O núcleo é composto por dez indivíduos, sendo nove militares do Exército e um policial federal. Eles enfrentam acusações graves, que incluem organização criminosa armada, tentativa de abolir violentamente o Estado Democrático de Direito, golpe de Estado, dano qualificado com violência e grave ameaça, além de deterioração de patrimônio tombado.

Os acusados são conhecidos como “kids-pretos”, termo que se refere aos militares que integravam o grupo de forças especiais do Exército. A Procuradoria-Geral da República (PGR) os acusa de terem planejado “ações táticas” com o objetivo de concretizar o plano golpista.

Entre os investigados que fazem parte deste núcleo estão: Bernardo Romão Correa Netto (coronel), Estevam Theophilo (general), Fabrício Moreira de Bastos (coronel), Hélio Ferreira Lima (tenente-coronel), Márcio Nunes de Resende Júnior (coronel), Rafael Martins de Oliveira (tenente-coronel), Rodrigo Bezerra de Azevedo (tenente-coronel), Ronald Ferreira de Araújo Júnior (tenente-coronel), Sérgio Ricardo Cavaliere de Medeiros (tenente-coronel) e Wladimir Matos Soares (policial federal).

No caso específico do tenente-coronel Ronald Ferreira de Araújo Júnior, a PGR solicitou que a acusação seja reclassificada para o crime de incitação das Forças Armadas contra os poderes constitucionais. Caso essa medida seja acatada, o acusado poderá ter a oportunidade de firmar um acordo para evitar uma condenação. Atualmente, ele responde pelos cinco crimes imputados aos demais réus.

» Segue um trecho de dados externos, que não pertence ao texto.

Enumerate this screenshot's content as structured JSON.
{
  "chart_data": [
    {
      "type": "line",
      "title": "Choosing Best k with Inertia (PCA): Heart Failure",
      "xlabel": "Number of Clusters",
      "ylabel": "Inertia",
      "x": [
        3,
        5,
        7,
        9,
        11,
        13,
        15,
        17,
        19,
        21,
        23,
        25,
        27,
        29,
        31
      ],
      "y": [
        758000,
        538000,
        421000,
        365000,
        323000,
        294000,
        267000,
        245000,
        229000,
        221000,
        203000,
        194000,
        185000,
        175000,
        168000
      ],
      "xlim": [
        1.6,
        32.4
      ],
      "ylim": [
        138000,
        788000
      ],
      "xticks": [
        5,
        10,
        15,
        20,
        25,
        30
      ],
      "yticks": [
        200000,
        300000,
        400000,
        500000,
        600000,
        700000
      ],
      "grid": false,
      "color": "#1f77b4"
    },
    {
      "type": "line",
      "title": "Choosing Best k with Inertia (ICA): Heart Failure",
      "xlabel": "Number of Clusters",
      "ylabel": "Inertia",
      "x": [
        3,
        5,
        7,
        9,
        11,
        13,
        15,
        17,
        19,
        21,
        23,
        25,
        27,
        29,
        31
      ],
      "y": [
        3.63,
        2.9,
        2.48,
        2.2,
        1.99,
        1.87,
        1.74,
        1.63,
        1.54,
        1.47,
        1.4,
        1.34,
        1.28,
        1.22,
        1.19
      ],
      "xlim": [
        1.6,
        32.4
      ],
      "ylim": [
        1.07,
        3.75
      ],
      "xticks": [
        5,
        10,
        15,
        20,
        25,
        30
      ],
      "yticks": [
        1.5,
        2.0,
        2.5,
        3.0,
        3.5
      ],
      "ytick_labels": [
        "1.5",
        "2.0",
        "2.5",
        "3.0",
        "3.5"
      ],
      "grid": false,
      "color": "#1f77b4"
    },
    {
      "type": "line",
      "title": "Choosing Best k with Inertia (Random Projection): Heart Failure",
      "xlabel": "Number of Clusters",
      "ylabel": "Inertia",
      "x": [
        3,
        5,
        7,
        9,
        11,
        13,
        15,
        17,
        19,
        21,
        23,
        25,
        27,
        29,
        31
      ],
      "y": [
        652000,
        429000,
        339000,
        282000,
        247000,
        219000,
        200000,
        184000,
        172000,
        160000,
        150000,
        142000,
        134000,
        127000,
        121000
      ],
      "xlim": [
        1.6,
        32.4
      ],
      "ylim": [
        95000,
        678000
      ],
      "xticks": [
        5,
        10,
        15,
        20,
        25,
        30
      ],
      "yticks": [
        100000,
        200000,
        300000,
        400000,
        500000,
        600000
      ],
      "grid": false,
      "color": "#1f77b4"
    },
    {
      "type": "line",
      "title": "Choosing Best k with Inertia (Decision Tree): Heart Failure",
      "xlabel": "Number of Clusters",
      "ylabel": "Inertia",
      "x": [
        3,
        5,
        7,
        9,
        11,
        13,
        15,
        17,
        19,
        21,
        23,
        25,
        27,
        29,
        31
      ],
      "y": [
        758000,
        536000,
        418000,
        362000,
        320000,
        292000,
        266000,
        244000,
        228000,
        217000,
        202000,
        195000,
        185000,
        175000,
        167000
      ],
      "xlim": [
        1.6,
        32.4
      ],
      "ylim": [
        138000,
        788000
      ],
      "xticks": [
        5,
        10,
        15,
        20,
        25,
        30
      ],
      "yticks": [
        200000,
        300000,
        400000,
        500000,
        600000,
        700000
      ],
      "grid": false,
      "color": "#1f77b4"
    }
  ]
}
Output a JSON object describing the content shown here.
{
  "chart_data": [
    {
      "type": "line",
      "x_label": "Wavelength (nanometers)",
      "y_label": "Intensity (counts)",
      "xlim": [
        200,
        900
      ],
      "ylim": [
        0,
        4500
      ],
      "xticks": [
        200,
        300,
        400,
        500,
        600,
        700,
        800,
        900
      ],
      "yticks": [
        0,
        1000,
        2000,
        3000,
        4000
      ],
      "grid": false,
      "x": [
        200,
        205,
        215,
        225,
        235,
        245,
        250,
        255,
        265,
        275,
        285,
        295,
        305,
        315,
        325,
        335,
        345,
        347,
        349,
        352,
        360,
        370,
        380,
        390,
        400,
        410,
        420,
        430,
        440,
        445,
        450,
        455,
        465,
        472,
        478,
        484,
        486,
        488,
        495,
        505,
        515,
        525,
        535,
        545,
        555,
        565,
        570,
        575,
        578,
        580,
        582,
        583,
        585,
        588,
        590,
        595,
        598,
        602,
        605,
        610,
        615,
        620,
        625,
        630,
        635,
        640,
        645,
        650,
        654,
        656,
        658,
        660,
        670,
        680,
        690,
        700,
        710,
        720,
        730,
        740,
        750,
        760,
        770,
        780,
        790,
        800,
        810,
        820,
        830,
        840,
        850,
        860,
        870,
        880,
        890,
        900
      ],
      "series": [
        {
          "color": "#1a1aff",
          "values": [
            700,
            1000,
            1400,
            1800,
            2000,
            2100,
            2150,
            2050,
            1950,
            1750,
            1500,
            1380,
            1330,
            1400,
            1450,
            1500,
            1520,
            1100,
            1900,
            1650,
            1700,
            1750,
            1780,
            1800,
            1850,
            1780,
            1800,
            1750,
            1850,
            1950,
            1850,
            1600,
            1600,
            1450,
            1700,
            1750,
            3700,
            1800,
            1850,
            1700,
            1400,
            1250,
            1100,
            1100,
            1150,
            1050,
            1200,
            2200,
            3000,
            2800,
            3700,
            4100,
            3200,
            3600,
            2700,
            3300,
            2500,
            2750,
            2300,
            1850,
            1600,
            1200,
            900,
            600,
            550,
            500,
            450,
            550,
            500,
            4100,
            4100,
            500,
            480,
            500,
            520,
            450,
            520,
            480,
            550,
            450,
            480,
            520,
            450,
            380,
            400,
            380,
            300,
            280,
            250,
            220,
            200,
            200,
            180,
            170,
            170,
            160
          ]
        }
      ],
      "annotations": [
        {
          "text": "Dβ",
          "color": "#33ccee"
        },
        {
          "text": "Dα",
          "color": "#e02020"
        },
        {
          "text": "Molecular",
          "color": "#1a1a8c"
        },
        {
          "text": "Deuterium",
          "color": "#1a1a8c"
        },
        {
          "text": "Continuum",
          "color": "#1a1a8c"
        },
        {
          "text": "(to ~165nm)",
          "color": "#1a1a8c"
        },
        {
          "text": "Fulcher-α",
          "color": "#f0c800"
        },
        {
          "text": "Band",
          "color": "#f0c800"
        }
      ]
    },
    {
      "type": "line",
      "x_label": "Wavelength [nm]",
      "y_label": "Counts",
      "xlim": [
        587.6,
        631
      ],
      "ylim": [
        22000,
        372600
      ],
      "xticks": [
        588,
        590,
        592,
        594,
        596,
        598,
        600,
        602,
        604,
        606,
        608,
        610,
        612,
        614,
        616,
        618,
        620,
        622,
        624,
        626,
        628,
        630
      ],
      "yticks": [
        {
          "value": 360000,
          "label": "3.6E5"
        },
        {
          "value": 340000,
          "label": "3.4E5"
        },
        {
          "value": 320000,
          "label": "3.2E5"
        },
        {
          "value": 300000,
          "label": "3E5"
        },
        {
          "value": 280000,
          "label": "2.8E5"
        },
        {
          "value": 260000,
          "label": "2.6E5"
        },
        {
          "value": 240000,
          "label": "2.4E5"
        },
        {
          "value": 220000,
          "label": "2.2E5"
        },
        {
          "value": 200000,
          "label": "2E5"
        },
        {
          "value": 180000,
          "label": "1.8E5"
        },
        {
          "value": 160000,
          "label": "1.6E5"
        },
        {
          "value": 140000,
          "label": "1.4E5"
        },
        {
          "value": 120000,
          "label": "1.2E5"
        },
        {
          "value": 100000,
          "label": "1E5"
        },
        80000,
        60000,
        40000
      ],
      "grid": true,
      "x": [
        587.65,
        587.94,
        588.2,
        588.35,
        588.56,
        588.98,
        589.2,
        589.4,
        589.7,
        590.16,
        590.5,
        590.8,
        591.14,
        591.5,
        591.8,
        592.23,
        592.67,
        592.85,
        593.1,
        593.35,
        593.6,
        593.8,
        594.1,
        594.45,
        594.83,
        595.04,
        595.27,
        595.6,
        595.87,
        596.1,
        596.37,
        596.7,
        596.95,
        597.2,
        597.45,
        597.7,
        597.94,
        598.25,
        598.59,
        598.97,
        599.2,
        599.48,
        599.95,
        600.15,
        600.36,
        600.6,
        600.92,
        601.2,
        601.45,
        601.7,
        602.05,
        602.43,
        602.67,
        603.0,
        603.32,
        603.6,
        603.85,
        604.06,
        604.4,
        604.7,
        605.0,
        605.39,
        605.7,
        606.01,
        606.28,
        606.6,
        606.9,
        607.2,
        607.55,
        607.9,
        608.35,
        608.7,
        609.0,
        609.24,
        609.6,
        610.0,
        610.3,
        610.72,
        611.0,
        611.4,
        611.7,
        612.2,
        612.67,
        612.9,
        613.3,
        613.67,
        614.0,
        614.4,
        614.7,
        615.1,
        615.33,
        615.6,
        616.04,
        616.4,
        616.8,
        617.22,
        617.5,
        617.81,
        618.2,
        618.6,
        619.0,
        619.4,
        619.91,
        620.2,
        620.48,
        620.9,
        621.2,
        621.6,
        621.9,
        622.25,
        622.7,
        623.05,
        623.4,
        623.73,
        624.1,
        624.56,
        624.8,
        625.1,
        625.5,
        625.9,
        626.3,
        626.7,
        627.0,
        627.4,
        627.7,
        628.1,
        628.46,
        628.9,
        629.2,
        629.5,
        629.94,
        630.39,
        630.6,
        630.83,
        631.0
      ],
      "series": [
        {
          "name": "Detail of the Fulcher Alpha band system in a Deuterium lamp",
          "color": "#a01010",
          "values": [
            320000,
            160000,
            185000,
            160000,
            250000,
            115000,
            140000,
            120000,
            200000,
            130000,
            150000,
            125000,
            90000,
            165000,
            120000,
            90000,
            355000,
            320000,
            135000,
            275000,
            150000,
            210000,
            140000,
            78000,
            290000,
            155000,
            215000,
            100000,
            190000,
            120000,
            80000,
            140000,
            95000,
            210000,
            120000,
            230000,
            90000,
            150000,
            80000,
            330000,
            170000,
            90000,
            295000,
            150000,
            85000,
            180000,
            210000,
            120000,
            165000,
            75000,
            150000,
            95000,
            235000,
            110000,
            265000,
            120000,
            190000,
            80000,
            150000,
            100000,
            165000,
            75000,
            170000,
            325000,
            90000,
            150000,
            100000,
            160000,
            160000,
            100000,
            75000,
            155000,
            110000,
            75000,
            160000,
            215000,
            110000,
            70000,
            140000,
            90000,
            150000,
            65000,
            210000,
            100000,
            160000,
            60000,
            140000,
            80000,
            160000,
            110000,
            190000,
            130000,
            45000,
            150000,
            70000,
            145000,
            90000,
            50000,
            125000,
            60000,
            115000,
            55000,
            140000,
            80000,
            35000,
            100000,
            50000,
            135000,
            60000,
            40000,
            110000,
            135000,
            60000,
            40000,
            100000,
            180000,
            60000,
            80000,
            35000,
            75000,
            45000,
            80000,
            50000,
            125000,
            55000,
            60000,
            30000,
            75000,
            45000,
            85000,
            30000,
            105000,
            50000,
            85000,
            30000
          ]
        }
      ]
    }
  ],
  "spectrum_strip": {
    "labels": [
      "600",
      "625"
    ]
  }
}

Até o momento, o STF já proferiu condenação contra 15 réus envolvidos na trama golpista. São sete condenados pertencentes ao Núcleo 4 e outros oito acusados que integravam o Núcleo 1, liderado pelo ex-presidente Jair Bolsonaro. O julgamento do grupo 2 está agendado para começar em 9 de dezembro. O núcleo 5, por sua vez, é formado pelo empresário Paulo Figueiredo, neto do ex-presidente da ditadura João Figueiredo. Ele reside nos Estados Unidos, e ainda não há uma data prevista para o seu julgamento.

Fonte: agenciabrasil.ebc.com.br

Compartilhar.
Deixe Uma Resposta

Olá vamos conversar!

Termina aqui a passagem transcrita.